# SVS PB12-Plus2 with Music



## Guest (Dec 16, 2008)

Hey all,

Have a 12+2 and while it just ******* pounds for home theatre I still can't seem to get it to fill the room when playing music. Now take it I'm using an ipod via an RCA connection so I understand a lot of sound quality is lost with this set up. But my question is has anyone in a similar situation got a little more out of their sub by plugging ports for music only? Currently running wide open (no ports)

Any advise is grealty appreciated!

Cheers!


----------



## tonyvdb (Sep 5, 2007)

oil99 said:


> Hey all,
> 
> Now take it I'm using an ipod via an RCA connection so I understand a lot of sound quality is lost with this set up.


You've sort of answered your own question here. What are your music files sampled at?
Music dose not have nearly the same amount of dynamic that movies have these days 80% of music rolls off at around 30Hz and once you compress the files into an mp3 file particularly anything less then 160kbs you will loose allot.
How are you getting the sound from the ipod to the speakers, through a receiver. Do you play it in a Pure direct mode? as this will shut off the sub completely in most receivers.


----------



## Guest (Dec 16, 2008)

Hey Tony,

Thanks for the reply. Ya the mp3 players are the greatest thing when you need a lot of music in a small package but blow for sound quality through a big stereo. Compared to playing a CD on the same system it's a joke... especially when I have to pin the volume to get near the output of CD playback at 15db less on the volume control.

I have the ipod plugged into a Denon 3802. I've tried many different options for playback and the best sounding is 7 channel (not sure what processing this one does other than extending the L + R channels to the rear and surrounds.

Thanks again!


----------



## Guest (Dec 16, 2008)

Sorry forgot to mention I have no idea what my music files are sampled at... probably whatever iTunes default to when I did the initial imports many years ago.


----------



## OvalNut (Jul 18, 2006)

The following is appropriate here, with kudos to Tracy at the SPoT for including it in his signature:

"Putting on a headphone and listening to MP3 is like hell."
--Neil Young


Tim
:drive:


----------



## tonyvdb (Sep 5, 2007)

I use my iPod 80gb classic for all my music listening but I sampled all my music at a VBR that usually means that most music is in between 200-300kbs so it sounds very good.
The default I believe is 128kbs, very poor quality.


----------



## Guest (Dec 17, 2008)

Thanks again Tony. Sorry for turning this into an ipod thread but is there a way to convert my library to variable bit rate or does it involve re-importing my entire library? Do itunes purchases also import at the pre-set bit rate or are they variable?


----------



## tonyvdb (Sep 5, 2007)

oil99 said:


> Thanks again Tony.
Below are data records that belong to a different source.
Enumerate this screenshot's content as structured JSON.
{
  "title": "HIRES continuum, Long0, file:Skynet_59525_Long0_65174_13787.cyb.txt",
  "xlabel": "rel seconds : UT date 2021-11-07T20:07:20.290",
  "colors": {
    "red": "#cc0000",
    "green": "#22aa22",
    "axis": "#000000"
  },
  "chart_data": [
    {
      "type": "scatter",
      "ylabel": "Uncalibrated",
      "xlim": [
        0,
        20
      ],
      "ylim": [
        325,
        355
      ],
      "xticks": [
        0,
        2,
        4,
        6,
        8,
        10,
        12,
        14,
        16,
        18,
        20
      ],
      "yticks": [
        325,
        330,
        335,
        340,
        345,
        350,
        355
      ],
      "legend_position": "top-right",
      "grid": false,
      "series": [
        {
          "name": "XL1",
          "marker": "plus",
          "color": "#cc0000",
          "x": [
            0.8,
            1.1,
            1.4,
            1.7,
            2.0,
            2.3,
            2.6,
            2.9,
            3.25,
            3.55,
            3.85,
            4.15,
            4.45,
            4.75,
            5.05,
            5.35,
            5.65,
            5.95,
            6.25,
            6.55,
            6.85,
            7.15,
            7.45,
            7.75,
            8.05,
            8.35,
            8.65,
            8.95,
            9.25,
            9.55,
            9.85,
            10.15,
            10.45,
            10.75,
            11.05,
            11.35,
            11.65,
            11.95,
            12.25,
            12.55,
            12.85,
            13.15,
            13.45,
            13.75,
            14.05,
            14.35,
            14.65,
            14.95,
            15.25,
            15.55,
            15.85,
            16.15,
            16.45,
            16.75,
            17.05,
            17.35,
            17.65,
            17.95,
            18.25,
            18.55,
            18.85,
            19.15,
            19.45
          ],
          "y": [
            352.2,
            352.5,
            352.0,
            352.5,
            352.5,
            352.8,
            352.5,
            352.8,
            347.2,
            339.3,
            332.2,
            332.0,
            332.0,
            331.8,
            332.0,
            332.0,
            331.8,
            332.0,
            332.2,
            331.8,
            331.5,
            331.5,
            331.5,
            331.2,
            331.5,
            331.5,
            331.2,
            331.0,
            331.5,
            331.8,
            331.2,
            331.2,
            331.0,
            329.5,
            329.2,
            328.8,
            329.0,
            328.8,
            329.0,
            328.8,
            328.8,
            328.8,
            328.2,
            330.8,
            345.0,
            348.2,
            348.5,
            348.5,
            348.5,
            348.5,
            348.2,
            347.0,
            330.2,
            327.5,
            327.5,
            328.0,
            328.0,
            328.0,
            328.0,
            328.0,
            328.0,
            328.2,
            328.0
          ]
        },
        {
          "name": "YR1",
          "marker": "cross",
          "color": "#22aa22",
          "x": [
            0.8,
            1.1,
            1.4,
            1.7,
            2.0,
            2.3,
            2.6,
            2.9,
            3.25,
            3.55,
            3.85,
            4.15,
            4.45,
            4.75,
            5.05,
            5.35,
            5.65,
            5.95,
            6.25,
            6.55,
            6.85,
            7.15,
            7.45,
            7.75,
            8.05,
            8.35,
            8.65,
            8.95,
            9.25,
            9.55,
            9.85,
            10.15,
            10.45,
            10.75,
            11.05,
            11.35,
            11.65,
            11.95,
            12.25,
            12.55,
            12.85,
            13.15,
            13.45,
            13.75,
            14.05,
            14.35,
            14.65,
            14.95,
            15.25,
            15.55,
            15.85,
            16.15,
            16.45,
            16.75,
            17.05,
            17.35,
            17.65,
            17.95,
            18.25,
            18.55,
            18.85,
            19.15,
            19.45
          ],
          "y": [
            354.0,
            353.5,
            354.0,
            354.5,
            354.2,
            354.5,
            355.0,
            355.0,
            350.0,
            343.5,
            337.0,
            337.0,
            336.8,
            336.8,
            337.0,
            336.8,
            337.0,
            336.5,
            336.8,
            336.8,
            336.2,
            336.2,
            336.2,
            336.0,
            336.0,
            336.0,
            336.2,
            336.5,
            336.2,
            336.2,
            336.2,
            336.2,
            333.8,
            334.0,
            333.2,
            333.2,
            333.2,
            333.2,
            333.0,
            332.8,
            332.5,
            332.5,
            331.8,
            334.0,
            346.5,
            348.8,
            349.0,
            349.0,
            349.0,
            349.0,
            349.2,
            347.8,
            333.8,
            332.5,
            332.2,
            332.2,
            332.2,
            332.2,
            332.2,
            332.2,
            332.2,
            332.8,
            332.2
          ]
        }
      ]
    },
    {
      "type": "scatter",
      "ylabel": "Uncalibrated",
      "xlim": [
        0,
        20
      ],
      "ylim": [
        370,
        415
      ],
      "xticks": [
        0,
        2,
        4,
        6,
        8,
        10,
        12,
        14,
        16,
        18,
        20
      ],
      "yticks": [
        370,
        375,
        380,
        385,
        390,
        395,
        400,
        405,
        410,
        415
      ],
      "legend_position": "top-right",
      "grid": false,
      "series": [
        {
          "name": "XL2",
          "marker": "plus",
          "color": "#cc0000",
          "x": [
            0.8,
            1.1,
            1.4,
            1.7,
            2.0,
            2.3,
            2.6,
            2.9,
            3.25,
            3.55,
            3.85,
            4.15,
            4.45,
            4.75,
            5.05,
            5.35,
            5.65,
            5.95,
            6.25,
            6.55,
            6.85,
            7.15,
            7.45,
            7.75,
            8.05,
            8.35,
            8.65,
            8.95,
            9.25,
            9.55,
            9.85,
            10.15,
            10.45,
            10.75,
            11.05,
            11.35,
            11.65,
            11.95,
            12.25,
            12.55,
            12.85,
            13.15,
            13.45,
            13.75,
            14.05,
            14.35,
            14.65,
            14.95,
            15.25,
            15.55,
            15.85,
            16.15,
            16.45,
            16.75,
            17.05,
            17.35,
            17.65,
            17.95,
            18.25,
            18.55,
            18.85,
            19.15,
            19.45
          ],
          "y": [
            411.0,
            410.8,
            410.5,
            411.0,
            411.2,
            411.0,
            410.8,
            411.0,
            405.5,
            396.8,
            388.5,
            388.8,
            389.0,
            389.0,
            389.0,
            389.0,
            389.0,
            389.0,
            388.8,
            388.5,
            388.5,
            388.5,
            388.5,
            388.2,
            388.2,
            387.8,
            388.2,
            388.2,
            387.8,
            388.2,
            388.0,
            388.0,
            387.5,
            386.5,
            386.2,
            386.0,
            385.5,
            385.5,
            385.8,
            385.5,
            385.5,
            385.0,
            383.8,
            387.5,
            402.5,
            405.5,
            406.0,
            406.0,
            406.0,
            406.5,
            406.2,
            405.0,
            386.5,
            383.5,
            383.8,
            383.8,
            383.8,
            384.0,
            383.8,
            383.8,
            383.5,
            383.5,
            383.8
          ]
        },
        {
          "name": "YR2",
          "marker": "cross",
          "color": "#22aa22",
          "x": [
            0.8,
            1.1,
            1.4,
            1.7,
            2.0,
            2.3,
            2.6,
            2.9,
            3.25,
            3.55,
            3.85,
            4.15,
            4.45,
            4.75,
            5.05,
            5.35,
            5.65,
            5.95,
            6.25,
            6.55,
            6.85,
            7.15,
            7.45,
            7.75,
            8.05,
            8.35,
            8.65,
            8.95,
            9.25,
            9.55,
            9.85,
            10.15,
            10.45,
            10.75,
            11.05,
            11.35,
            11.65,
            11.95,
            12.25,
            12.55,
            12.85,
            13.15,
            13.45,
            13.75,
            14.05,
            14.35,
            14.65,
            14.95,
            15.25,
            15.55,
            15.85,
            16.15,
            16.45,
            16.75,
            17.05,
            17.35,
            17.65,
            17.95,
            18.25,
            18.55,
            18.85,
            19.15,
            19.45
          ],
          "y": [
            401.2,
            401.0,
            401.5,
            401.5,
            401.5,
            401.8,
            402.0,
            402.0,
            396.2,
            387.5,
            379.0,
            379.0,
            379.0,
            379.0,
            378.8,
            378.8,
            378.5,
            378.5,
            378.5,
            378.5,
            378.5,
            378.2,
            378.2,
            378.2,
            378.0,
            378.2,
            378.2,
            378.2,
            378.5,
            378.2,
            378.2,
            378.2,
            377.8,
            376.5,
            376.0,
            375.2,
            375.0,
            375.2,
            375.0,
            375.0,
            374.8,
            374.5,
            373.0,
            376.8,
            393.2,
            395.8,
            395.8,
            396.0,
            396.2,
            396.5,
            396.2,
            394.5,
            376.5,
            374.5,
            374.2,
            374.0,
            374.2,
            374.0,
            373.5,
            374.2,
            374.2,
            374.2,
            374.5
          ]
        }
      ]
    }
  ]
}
Sorry for turning this into an ipod thread but is there a way to convert my library to variable bit rate or does it involve re-importing my entire library? Do itunes purchases also import at the pre-set bit rate or are they variable?


Sadly you will have to re do all your music as once the information is lost during compression it can not be brought back. iTunes does have some music sampled using the newer uncompressed formats but most are still 128kbs.


----------



## robbroy (Oct 19, 2006)

iPod or no, the most common reason people complain about the output of their sub on music vs. movies is a matter of expectation -- they have the same complaint with CDs. For those who want more bass with their music, the best solution is a receiver that can accommodate different bass levels for different inputs. That way, when using your iPod, you can have the bass boosted by a few dBs.

Of course, if you're serious about music, put down the iPod and grab the CDs. I use the iPod for casual listening and for pumping music to the back yard or other rooms in the house. When I want to sit back in front of the big rig and really listen, I grab my CDs. It does make a difference.

-Robb


----------